J’ai manqué de toiles où pourchasser les lignes. Je m’en suis tenu au vent.
Arrimé sans se vouloir tenace, simplement là, j’ai autorisé ma vue à ne plus chercher. Ainsi tout somnolait de présence. Cela impliquait les gardiens de phare, les crânes aux sombres éclats d’obus. Les opulences même. Tous s’appuyaient d’une main sur la terre et je n’eus pas pitié. Je comprenais.
Je chéris cet instant où nous n’envisageons.
Et les loups même auront peur. Ils tourneront en rien. La franchise de la Lune n’y pourra. Car ce qui se montrera n’aura pas eu de face.
Cette joie : cela est juste et cela est vrai.
Partout l’herbe est plus haute qu’aux genoux. Alors nous sentons bien que nous ne craignions que des phrases.
Se tenir appuyé dans l’ouvert de la porte, savoir beaucoup plus fort : bientôt nous verrons revenir.
Honnêtement, foudre en main, marteau comme une pioche, s’abattit le silence. La table était garnie pourtant. Quelle différence ? Et nous demeurâmes, bras croisés, le peu d’une ampoule jaunie nous éveillant l’un l’autre. Je me souviens mal de ce qui n’eut pas lieu. Je me souviens toujours mal, ce dut être important.

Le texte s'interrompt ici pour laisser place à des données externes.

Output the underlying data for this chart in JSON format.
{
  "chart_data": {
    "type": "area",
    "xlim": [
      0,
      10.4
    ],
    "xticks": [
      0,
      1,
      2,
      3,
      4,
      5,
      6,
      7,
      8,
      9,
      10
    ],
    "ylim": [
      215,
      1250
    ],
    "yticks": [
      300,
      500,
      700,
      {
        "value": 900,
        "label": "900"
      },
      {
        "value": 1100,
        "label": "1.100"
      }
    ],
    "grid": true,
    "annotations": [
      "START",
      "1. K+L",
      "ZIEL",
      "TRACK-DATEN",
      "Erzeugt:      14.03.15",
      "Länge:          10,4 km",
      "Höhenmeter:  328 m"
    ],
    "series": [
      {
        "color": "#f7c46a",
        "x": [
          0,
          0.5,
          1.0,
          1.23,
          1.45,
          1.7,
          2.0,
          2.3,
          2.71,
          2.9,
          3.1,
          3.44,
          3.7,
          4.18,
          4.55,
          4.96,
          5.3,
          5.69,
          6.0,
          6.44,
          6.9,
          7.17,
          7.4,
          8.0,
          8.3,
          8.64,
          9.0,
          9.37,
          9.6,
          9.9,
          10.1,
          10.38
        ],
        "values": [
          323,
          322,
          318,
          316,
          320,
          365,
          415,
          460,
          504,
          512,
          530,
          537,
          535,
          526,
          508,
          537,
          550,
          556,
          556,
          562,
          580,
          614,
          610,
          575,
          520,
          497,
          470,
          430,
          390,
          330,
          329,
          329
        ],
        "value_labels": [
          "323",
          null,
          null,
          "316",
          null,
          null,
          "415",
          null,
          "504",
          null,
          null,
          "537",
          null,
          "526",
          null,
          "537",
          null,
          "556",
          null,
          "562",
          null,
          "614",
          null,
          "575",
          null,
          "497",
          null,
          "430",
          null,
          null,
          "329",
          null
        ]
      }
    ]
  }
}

À quelques encablures. Cela peut se jouer à si peu. Entre. Si peu.
Tôt le matin, j’employais doublement mes membres pour ne pas dépérir. Ils pesaient comme un empire en ruines que le soleil aurait rougi pour s’amuser.
La faim s’annonce large et haute entre nous deux. Puissions-nous ne pas l’évoquer.
Je ne hais pas, je tais les puissances d’en bas, qui ont promis de nous laisser tranquilles. Les puissances d’en haut ; elles s’appliquent à ne pas exister. Je ne prends la parole que de ce qui s’agite en plein mitan du monde.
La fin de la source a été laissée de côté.